Community factors and excess mortality in first wave of the COVID-19 pandemic in England

Abstract

Risk factors for increased risk of death from COVID-19 have been identified, but less is known on characteristics that make communities resilient or vulnerable to the mortality impacts of the pandemic. We applied a two-stage Bayesian spatial model to quantify inequalities in excess mortality in people aged 40 years and older at the community level during the first wave of the pandemic in England, March-May 2020 compared with 2015-2019. Here we show that communities with an increased risk of excess mortality had a high density of care homes, and/or high proportion of residents on income support, living in overcrowded homes and/or with a non-white ethnicity. We found no association between population density or air pollution and excess mortality. Effective and timely public health and healthcare measures that target the communities at greatest risk are urgently needed to avoid further widening of inequalities in mortality patterns as the pandemic progresses.

Fig. 1. Distributions of deaths in England by sex, age and place of death.

Study period: first wave of Coronavirus Disease 19 (COVID-19) pandemic, 1 March to 31 May 2020. Comparison period: 1 March to 31 May 2015–2019.

Fig. 2. Change in mortality (unadjusted, with 95% credible intervals) in England from 1 March to 31 May 2020 compared to the same period for the preceding five years, for middle super output areas (MSOAs).

A Excess deaths per 100,000 people aged 40 years and over in 2020 compared to the average for the same period for the preceding five years (n = 6,791 MSOAs). B Percent increase in death rates in 2020 compared to the average for the same period for the preceding 5 years (n = 6,791 MSOAs). MSOAs ranked from lowest to highest excess mortality. The colour of the credible interval (from purple to orange) for an MSOA represents the sum (n = 7–35) of the quintiles it falls in for each of the seven community characteristics associated with excess mortality (% population on income support; population density; % population non-white; % population living in overcrowded homes; air pollution (NO₂ and PM_2.5); care homes per 1000 population). Inserts are histograms of the distribution of (A) excess deaths per 100,000 people aged 40 years and over, and (B) percent increase in death rates across MSOAs.

Fig. 3. Maps of middle super output areas (MSOAs) in England showing excess deaths per 100,000 people aged 40 years and over.

A Excess deaths per 100,000 males (left)/females (right) from 1 March to 31 May 2020 compared to the same period for the preceding 5 years. B Posterior probability that excess deaths >0. Community characteristics of the MSOAs were: % population on income support; population density; % population non-white; % population living in overcrowded homes; air pollution (NO₂ and PM_2.5); care homes per 1000 population. We map the posterior probability that measures the extent to which an estimate of excess/fewer deaths is likely to be a true increase/decrease. Where the entire posterior distribution of estimated excess deaths for an MSOA is greater than zero, there is a posterior probability of ~1 of a true increase, and conversely where the entire posterior distribution is less than zero there is a posterior probability of ~0 of a true increase. This posterior probability would be ~0.5 in an MSOA in which an increase is statistically indistinguishable from a decrease (Supplementary Table 3). Contains OS data © Crown copyright (2020). Data available under the UK Open Government Licence v3.
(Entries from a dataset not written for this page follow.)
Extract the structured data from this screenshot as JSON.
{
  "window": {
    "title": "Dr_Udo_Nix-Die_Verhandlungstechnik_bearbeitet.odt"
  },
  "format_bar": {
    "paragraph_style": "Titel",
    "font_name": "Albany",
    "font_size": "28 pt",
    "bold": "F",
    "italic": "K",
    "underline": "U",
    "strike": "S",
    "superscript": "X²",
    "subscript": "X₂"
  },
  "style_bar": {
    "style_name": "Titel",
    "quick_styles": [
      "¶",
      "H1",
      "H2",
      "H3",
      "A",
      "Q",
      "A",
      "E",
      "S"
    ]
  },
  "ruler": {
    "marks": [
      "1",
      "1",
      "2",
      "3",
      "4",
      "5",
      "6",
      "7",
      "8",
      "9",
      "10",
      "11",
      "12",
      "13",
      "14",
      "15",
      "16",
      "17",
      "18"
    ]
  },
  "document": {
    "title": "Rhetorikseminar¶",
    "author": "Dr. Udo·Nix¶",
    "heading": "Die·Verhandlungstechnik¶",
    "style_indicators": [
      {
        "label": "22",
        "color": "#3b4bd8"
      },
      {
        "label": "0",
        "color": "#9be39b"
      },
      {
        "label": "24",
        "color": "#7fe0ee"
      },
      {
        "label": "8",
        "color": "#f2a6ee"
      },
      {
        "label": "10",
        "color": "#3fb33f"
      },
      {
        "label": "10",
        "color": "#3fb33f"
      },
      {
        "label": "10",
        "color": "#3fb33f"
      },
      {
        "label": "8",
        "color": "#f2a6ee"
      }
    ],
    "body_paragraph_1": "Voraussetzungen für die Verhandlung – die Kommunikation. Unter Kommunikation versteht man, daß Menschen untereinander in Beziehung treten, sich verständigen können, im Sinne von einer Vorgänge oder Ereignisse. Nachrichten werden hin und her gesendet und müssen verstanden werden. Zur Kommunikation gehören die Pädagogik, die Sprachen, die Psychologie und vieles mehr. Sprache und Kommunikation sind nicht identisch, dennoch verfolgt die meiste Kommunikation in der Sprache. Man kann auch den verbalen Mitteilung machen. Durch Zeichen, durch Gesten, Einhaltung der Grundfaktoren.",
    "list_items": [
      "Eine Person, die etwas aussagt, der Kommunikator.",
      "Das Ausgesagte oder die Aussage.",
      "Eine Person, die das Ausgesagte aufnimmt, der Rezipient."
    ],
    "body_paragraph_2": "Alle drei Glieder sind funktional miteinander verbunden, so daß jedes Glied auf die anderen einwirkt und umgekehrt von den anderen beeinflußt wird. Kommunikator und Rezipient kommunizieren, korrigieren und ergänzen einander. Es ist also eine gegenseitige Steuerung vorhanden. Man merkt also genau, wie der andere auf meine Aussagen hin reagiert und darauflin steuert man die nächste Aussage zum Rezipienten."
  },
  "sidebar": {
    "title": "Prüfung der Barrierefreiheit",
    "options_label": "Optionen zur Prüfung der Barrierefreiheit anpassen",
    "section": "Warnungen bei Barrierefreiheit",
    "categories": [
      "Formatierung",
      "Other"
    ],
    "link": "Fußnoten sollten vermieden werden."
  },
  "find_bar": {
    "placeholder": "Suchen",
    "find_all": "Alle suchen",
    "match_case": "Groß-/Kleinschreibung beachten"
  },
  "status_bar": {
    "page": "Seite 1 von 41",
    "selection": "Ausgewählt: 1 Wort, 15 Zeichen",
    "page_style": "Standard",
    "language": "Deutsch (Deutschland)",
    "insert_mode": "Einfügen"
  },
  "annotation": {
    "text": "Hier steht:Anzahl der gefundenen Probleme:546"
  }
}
Fig. 4. The relationship between community characteristics of middle super output areas (MSOAs) in England and excess mortality from 1 March to 31 May 2020 compared to the same period for the preceding five years.

Proportional increase in death rates shown as rate ratios (data are presented as posterior mean with 95% credible intervals) for quintiles of the distributions relative to lowest quintile. Males, n = 88,092 deaths in study period (1 March–31 May 2020), 296,985 deaths in comparison period (1 March–31 May, 2015–2019); females, n = 86,235 deaths in study period (1 March–31 May 2020), 310,220 deaths in comparison period (1 March–31 May, 2015–2019). A Univariable relationship between each characteristic and excess mortality, numerical values reported in Supplementary Table 4; B Multivariable relationship between characteristic and excess mortality after adjustment for the other characteristics, numerical values reported in Supplementary Table 6.